The conventional wisdom about House Democrats has long been that the left would fold in a fight with moderates over the size of social programs, making concessions to get half a loaf instead of nothing, as they have before. That’s not the case anymore.
In the fight over Joe Biden’s agenda on Capitol Hill, the progressive caucus has stood their ground, with roughly four dozen members who are ready to vote down the moderates’ prized infrastructure bill until a broader reconciliation bill passes. On Thursday night, Nancy Pelosi and Democratic leaders punted the infrastructure over the progressive holdouts. In particular, they do not trust Senate moderates Joe Manchin and Kyrsten Sinema to support a reconciliation bill and its $3.5 trillion price tag and see the bipartisan bill, which both support, as leverage.
The House stayed in session late Thursday night as frantic negotiations were underway to find a formula that would allow Manchin and Sinema to support the reconciliation bill and thus free progressives to vote for the infrastructure legislation by Pelosi’s deadline of that same night. Negotiations continued Friday, with White House staff joining in, with the hopes of a deal being cut before the week is out.
The left’s distrust of Manchin and Sinema had been fueled by the duo playing coy about what provisions, if any, they wanted to see in a reconciliation bill. On Manchin, at least, progressives have made some incremental progress. He made his preconditions for a reconciliation bill public on Thursday, saying he wanted $1.5 trillion in spending. Sinema has not made her demands public, although a spokesman for her said in a statement that she “continues to engage directly in good-faith discussions” with Biden and Schumer to “find common ground.”
In recent days, members of the media have swarmed Pramila Jayapal, the leader of the Congressional Progressive Caucus, with the same intensity once reserved for a key moderate like Manchin. “Love it or hate it, Jayapal is the first Progressive Caucus chair to make the position relevant in shaping the debate in years,” one veteran Democratic aide observed with admiration.

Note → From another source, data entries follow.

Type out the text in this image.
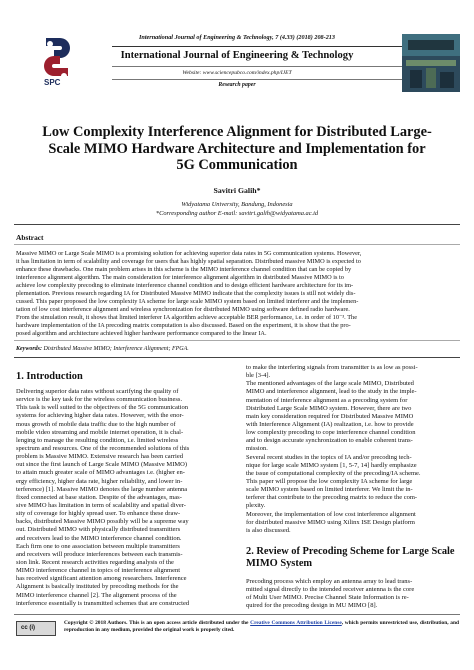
SPC
International Journal of Engineering & Technology, 7 (4.33) (2018) 208-213
International Journal of Engineering & Technology
Website: www.sciencepubco.com/index.php/IJET
Research paper
Low Complexity Interference Alignment for Distributed Large-
Scale MIMO Hardware Architecture and Implementation for
5G Communication
Savitri Galih*
Widyatama University, Bandung, Indonesia
*Corresponding author E-mail: savitri.galih@widyatama.ac.id
Abstract
Massive MIMO or Large Scale MIMO is a promising solution for achieving superior data rates in 5G communication systems. However,
it has limitation in term of scalability and coverage for users that has highly spatial separation. Distributed massive MIMO is expected to
enhance these drawbacks. One main problem arises in this scheme is the MIMO interference channel condition that can be copied by
interference alignment algorithm. The main consideration for interference alignment algorithm in distributed Massive MIMO is to
achieve low complexity precoding to eliminate interference channel condition and to design efficient hardware architecture for its im-
plementation. Previous research regarding IA for Distributed Massive MIMO indicate that the complexity issues is still not widely dis-
cussed. This paper proposed the low complexity IA scheme for large scale MIMO system based on limited interferer and the implemen-
tation of low cost interference alignment and wireless synchronization for distributed MIMO using software defined radio hardware.
From the simulation result, it shows that limited interferer IA algorithm achieve acceptable BER performance, i.e. in order of 10⁻³. The
hardware implementation of the IA precoding matrix computation is also discussed. Based on the experiment, it is show that the pro-
posed algorithm and architecture achieved higher hardware performance compared to the linear IA.
Keywords: Distributed Massive MIMO; Interference Alignment; FPGA.
1. Introduction
Delivering superior data rates without scarifying the quality of
service is the key task for the wireless communication business.
This task is well suited to the objectives of the 5G communication
systems for achieving higher data rates. However, with the enor-
mous growth of mobile data traffic due to the high number of
mobile video streaming and mobile internet operation, it is chal-
lenging to manage the resulting condition, i.e. limited wireless
spectrum and resources. One of the recommended solutions of this
problem is Massive MIMO. Extensive research has been carried
out since the first launch of Large Scale MIMO (Massive MIMO)
to attain much greater scale of MIMO advantages i.e. (higher en-
ergy efficiency, higher data rate, higher reliability, and lower in-
terference) [1]. Massive MIMO denotes the large number antenna
fixed connected at base station. Despite of the advantages, mas-
sive MIMO has limitation in term of scalability and spatial diver-
sity of coverage for highly spread user. To enhance these draw-
backs, distributed Massive MIMO possibly will be a supreme way
out. Distributed MIMO with physically distributed transmitters
and receivers lead to the MIMO interference channel condition.
Each firm one to one association between multiple transmitters
and receivers will produce interferences between each transmis-
sion link. Recent research activities regarding analysis of the
MIMO interference channel in topics of interference alignment
has received significant attention among researchers. Interference
Alignment is basically instituted by precoding methods for the
MIMO interference channel [2]. The alignment process of the
interference essentially is transmitted schemes that are constructed
to make the interfering signals from transmitter is as low as possi-
ble [3-4].
The mentioned advantages of the large scale MIMO, Distributed
MIMO and interference alignment, lead to the study in the imple-
mentation of interference alignment as a precoding system for
Distributed Large Scale MIMO system. However, there are two
main key consideration required for Distributed Massive MIMO
with Interference Alignment (IA) realization, i.e. how to provide
low complexity precoding to cope interference channel condition
and to design accurate synchronization to enable coherent trans-
mission.
Several recent studies in the topics of IA and/or precoding tech-
nique for large scale MIMO system [1, 5-7, 14] hardly emphasize
the issue of computational complexity of the precoding/IA scheme.
This paper will propose the low complexity IA scheme for large
scale MIMO system based on limited interferer. We limit the in-
terferer that contribute to the precoding matrix to reduce the com-
plexity.
Moreover, the implementation of low cost interference alignment
for distributed massive MIMO using Xilinx ISE Design platform
is also discussed.
2. Review of Precoding Scheme for Large Scale MIMO System
Precoding process which employ an antenna array to lead trans-
mitted signal directly to the intended receiver antenna is the core
of Multi User MIMO. Precise Channel State Information is re-
quired for the precoding design in MU MIMO [8].
cc (i)
Copyright © 2018 Authors. This is an open access article distributed under the Creative Commons Attribution License, which permits unrestricted use, distribution, and reproduction in any medium, provided the original work is properly cited.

Their increased clout is a shift from the Obama years, which conditioned Democrats to expect the left to crumble under Biden during debates over Obamacare and the 2009 stimulus. “Some of our progressive values have become quite mainstream,” said Jared Huffman, a five-term Democrat from California. “I also think that sometimes in the past, our progressive community/caucus might have been treated as, or assumed to be, adversaries and outsiders and not had a seat at the table. And I think we’ve been treated as allies by the administration and by everyone else.”
Progressives are also buoyed by the sense of fatalism in so many Democrats about their party’s chances in midterm elections and see the reconciliation bill they want as a rare chance to pass transformative social legislation before Republicans return to power.
“For 40 years before Joe Biden took office, I think Democrats controlled the presidency, the House, and the Senate for four total years, two with Clinton and two with Obama,” explained Andy Levin of Michigan on Wednesday. “And, despite those four little years — and even during them — the working people of the country have gotten the short end of the stick, so that they don’t even believe in government. They are like, ‘What is government doing for me?’ This, the Build Back Better Act, does so much more for the people.”
The situation in the Democratic caucus bears a resemblance to the arch-conservative House Freedom Caucus, which notoriously tried to drag every key bill to the right and fueled government shutdowns and debt-limit standoffs in the process, against the wishes of Republican leadership. “The knock on the Freedom Caucus is they know how to start a fight but not how to end one,” Matt Gaetz of Florida, a member of that group, told Intelligencer. “The current energy from progressives seems to suggest that they will end it, they will bring down the infrastructure bill if it doesn’t pave the way to their spending ambitions.”
The lessons from the right go both ways, according to Gaetz. “The progressives trying to get their way now have observed the flaws that the Freedom Caucus used to try to get their way on health care,” he said. “The Freedom Caucus fundamentally ended up empowering McCain in the end to kill [Obamacare repeal] and I don’t think progressives want to do that with Manchin and Sinema.”